Figure 3. Replication in External Datasets.

(A-C) Scatter plots comparing effect sizes from the meta-analysis with those from (A) ROSMAP, (B) GNPC, and (C) a combined meta-analysis of ROSMAP and GNPC, focusing on 456 proteins identified as significant in clinical Alzheimer’s disease. The central dotted line shows the comparison pattern, with outer dotted lines marking the 95% confidence interval. (D) Upset plot showing the overlap of significant analytes from the current study, ROSMAP, GNPC, and the combined meta-analysis with ROSMAP and GNPC, highlighting the 456 significant proteins.

Figure 4. Pathway and Network Analyses of AD associated Proteins.

(A)Heatmap showing the association of specific genes with biological pathways and processes from GO, IPA, and Reactome. The color coding corresponds to the specific group each pathway belongs to. (B) Networks of two key modules M4 and M7 identified through the MEGENA. Nodes represent individual proteins, with up-regulated proteins colored in red and down-regulated proteins in blue. Protein without significant changes in AD are shown in gray. Hub proteins are shown as larger nodes. Abbreviations: GO, Gene Ontology; IPA, Ingenuity Pathway Analysis.

Figure 5. Predictive Performance of the Model with 7 Plasma Proteins.

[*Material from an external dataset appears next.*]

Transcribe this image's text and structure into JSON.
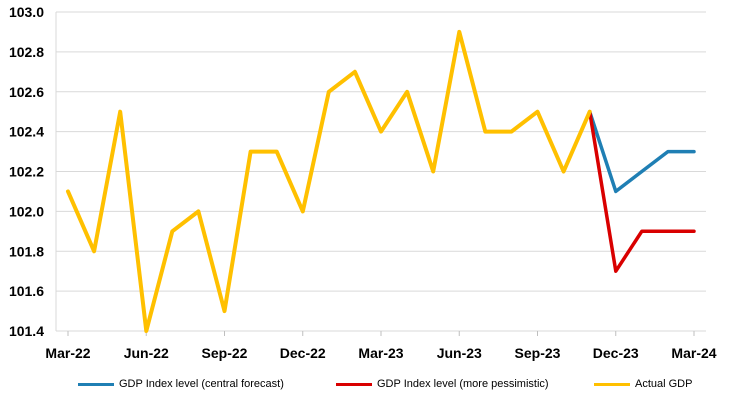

(A) Diagram showing how the datasets were used for training and testing the predictive model. (B) Receiver Operating Characteristic (ROC) curves evaluating the model’s predictive power in classifying clinical Alzheimer’s disease (AD) status using two independent datasets: the test set from Discovery dataset (red). Replication dataset (pink), GNPC (blue) and ROSMAP (orange). (C) ROC curves for distinguishing AD biomarker status, including CSF AT status (pink), Amyloid PET (blue), and ptau217(orange). (D) ROC curves for distinguishing frontotemporal dementia (FTD; orange), dementia with Lewy bodies (DLB; blue), and Parkinson’s disease (PD; purple). (E) Kaplan-Meier survival curves for progression to symptomatic AD after the initial blood draw. The predicted negative group (green line) and the predicted positive group (red line) are plotted, illustrating the proportion of participants remaining cognitively normal over years of follow-up. The p-value indicates the significant difference in progression to AD between individuals predicted to have AD versus controls, according to the cox proportional hazard model. Abbreviations: AD, Alzheimer’s disease; Disc, Discovery; Rep, Replication; CSF, Cerebrospinal fluid; AT, Amyloid/tau; PET, Positron emission tomography; pTau, Phosphorylated tau; FTD, Frontotemporal dementia; DLB, Dementia with Lewy bodies; PD, Parkinson’s disease.